Sofia Coppola‘s “Lost in Translation” is a film that greatly benefitted from being released before online discourse consumed pop culture. The arthouse classic, which offers a nuanced depiction of a fleeting connection between two lonely travelers (played by Bill Murray and Scarlett Johansson), could have easily been consumed by debates about the ethics of age gap relationships if it came out in the age of Twitter.
As many cinephiles use the film’s 20th anniversary as an excuse to revisit it, questions about the romantic connection at its core occasionally emerge. But as Coppola rolls out her latest film, “Priscilla,” she isn’t eager to relitigate the morality of “Lost in Translation.”

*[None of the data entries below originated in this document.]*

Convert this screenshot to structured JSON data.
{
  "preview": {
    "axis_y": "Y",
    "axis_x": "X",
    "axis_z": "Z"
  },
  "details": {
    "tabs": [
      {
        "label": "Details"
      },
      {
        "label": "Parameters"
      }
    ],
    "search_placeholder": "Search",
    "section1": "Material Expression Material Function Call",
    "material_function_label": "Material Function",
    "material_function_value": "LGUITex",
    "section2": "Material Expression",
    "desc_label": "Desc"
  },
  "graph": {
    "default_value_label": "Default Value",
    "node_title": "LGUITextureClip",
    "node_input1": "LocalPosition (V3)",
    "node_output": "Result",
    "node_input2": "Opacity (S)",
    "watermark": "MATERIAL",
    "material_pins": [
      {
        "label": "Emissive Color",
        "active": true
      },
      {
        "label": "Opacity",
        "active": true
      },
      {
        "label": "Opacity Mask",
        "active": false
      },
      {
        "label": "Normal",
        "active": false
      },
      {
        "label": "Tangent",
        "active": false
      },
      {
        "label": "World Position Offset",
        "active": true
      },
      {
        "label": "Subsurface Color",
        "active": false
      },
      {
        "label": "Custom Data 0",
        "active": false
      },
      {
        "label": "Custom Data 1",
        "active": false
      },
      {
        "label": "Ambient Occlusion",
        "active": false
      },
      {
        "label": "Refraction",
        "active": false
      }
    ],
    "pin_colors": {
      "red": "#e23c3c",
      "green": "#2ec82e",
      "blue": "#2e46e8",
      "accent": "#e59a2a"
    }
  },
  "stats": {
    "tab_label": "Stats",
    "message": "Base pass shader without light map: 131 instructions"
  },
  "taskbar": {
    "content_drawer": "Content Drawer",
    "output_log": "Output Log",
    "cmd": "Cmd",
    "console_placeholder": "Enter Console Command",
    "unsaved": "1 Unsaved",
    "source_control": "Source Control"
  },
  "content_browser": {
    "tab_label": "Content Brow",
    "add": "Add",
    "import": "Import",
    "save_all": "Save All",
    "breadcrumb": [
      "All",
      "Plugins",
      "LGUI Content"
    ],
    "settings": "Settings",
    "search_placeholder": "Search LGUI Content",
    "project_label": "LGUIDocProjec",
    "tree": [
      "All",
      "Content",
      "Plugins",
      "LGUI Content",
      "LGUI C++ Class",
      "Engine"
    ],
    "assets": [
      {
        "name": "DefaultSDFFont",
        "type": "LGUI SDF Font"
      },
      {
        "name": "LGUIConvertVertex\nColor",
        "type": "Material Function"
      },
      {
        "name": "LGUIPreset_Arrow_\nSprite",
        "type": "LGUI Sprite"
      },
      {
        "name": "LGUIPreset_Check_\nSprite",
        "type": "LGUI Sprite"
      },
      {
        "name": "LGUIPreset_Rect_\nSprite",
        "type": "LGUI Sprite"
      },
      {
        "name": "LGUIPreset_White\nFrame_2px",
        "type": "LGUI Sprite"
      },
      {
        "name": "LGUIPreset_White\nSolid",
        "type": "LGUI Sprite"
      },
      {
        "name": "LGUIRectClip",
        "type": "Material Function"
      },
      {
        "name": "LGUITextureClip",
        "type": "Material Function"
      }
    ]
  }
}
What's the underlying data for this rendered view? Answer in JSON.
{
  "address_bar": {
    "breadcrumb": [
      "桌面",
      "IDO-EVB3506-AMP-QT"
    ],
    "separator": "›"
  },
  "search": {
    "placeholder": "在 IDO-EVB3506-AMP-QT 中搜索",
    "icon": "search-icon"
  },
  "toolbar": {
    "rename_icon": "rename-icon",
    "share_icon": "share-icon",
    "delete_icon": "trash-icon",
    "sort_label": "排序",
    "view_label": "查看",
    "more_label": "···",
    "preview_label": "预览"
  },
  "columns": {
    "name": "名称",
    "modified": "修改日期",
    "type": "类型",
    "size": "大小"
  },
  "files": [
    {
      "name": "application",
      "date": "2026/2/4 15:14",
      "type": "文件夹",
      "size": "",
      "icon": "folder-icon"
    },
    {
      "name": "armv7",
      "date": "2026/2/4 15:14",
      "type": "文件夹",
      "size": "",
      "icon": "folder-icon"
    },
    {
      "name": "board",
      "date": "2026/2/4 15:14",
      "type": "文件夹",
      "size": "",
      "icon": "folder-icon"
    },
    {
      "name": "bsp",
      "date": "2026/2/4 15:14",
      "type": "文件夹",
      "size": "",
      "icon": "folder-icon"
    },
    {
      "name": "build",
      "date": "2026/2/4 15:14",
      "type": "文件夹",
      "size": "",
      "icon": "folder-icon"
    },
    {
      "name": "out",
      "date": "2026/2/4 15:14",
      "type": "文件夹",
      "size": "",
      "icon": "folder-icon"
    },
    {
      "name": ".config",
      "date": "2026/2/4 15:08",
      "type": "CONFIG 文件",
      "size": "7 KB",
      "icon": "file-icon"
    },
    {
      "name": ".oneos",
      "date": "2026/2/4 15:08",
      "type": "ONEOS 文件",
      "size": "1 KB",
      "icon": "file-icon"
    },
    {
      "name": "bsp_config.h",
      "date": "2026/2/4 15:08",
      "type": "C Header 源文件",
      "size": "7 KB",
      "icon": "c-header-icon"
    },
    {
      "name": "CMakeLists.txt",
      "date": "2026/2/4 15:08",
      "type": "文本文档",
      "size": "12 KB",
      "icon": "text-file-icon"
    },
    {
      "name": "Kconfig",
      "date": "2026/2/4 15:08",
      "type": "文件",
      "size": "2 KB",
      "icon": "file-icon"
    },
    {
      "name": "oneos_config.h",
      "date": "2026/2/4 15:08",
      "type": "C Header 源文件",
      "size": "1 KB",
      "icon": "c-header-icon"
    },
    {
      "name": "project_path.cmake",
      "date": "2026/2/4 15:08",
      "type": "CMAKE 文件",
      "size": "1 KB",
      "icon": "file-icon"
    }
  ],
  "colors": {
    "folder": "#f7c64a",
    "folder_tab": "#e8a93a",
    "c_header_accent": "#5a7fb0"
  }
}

In a new interview with Rolling Stone, Coppola said that watching the film with her children provoked a different reaction than she expected. While the age difference between the 52-year-old Murray and the 17-year-old Johansson struck her kids as odd, the auteur said that it was not a topic she seriously considered while making the film.
“I showed it to my kids a few years ago when we were going to Tokyo and staying at the Park Hyatt, and that was the first time I’d watched it in a while, and they were like, ‘Why is she so young and he’s so much older?’” Coppola said. “I had made it when I was closer to Scarlett’s age and didn’t think that much about it. That was something that they noticed the most.”
While Coppola said that she isn’t particularly interested in negotiating the morality of a decades-old film, she did offer a brief defense of the relationship between Murray and Johansson’s characters.
“I don’t know. I’m not going to think about it. I was just doing my thing at the time it was made,” she said of the age gap. “I did notice that watching it with my kids, because they’re teenagers and they were like, ‘What’s going on with that?’ But Bill is so lovable and charming. Part of the story is about how you can have romantic connections that aren’t sexual or physical. You can have crushes on people where it isn’t that kind of thing. Part of the idea was that you can have connections where you can’t be together for various reasons because you’re at different points in life.”